While Young remained in Charlie Brown, Stafford and Cernan entered Apollo 10 Snoopy moduleSnoopy and descended to within 9 miles of the lunar surface. They jettisoned the (spider-legged) descent stage, which crashed into the moon, and returned to dock with Charlie Brown, as shown in the second photo. Stafford and Cernan then re-joined Young in Charlie Brown.

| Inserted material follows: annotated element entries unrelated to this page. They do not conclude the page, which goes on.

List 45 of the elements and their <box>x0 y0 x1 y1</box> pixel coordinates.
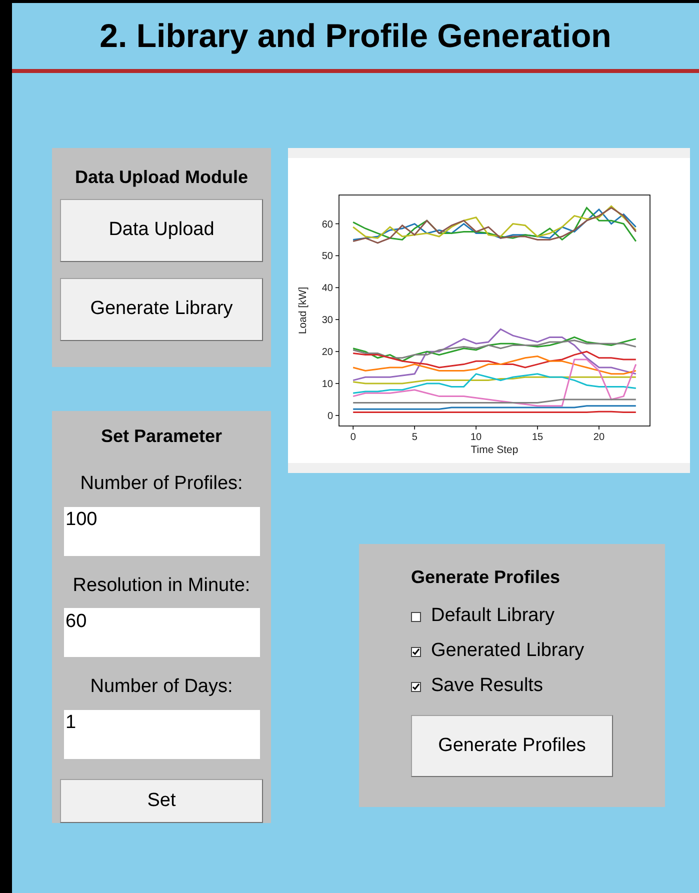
y-tick-label: 0 <box>327 410 333 422</box>
input-field[interactable]: 100 <box>64 506 260 556</box>
y-tick-label: 20 <box>322 347 333 358</box>
y-tick <box>335 255 340 256</box>
checkbox[interactable] <box>411 646 421 656</box>
y-axis-label: Load [kW] <box>297 286 309 334</box>
generate-profiles-button[interactable]: Generate Profiles <box>411 715 613 777</box>
y-tick <box>335 223 340 224</box>
y-tick <box>335 351 340 352</box>
panel-title: Set Parameter <box>100 425 222 448</box>
upload-panel-button[interactable]: Generate Library <box>60 278 263 341</box>
input-field[interactable]: 1 <box>64 710 260 758</box>
x-tick-label: 0 <box>350 432 356 443</box>
x-axis-label: Time Step <box>470 444 518 456</box>
checkbox[interactable] <box>411 612 421 622</box>
field-label: Number of Days: <box>89 675 234 699</box>
panel-title: Data Upload Module <box>74 166 248 189</box>
y-tick <box>335 383 340 384</box>
checkbox-label: Default Library <box>431 604 555 628</box>
y-tick <box>335 319 340 320</box>
y-tick-label: 50 <box>322 251 333 262</box>
x-tick-label: 10 <box>470 432 482 443</box>
checkbox-label: Generated Library <box>431 639 584 664</box>
panel-title: Generate Profiles <box>411 566 562 589</box>
x-tick-label: 5 <box>412 432 418 443</box>
set-button[interactable]: Set <box>60 778 263 823</box>
field-label: Resolution in Minute: <box>72 574 252 598</box>
y-tick-label: 30 <box>322 315 333 326</box>
window-title: 2. Library and Profile Generation <box>100 16 612 56</box>
y-tick-label: 40 <box>322 283 333 294</box>
upload-panel-button[interactable]: Data Upload <box>60 199 263 262</box>
y-tick-label: 10 <box>322 379 333 390</box>
x-tick <box>414 426 415 430</box>
x-tick <box>537 426 538 430</box>
x-tick-label: 15 <box>532 432 544 443</box>
input-field[interactable]: 60 <box>64 608 260 657</box>
y-tick-label: 60 <box>322 219 333 230</box>
field-label: Number of Profiles: <box>79 472 244 496</box>
y-tick <box>335 415 340 416</box>
x-tick <box>598 426 600 430</box>
checkbox[interactable] <box>411 682 421 692</box>
x-tick <box>352 426 354 430</box>
x-tick-label: 20 <box>593 432 605 443</box>
y-tick <box>335 287 340 288</box>
checkbox-label: Save Results <box>431 674 543 698</box>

The crew compartment of Snoopy (we’ll just call it ‘Snoopy’ from now on) had completed its task in the mission. Snoopy was detached from Charlie Brown, and it was remotely commanded to fire its main engine so as to burn all of its fuel. This resulted in Snoopy being launched into orbit around the sun. All three astronauts returned safely to earth in Charlie Brown.
Since 2011 a group of amateur astronomers, led by the Faulkes robotically-controlled Telescope Project, with assistance from NASA and some professionals, have been attempting to find Snoopy. This is a daunting project: “To say it’s like finding a needle in a haystack is doing a disservice to the haystacks,” said project director Paul Roche. Snoopy is only about four metres in diameter.
Over the years there have been several tentative sightings, the most recent being in May 2019, but none has been confirmed so far. The work has not been wasted because many new asteroids (rocks orbiting the sun) and comets have been discovered.
If Snoopy were to be found it would be feasible – though very expensive – to bring it back to earth using current technology. Several space entrepreneurs have the ability, finance, and adventurous disposition to carry out such a recovery.
The conical command module Charlie Brown is on permanent display in the Science Museum in London. (The cylindrical service module was jettisoned and burned up in the earth’s atmosphere during preparations for Charlie Brown’s landing back on earth). It would be wonderful to think that Peanuts might one day be reunited with Charlie Brown – at least for a brief inter-museum loan!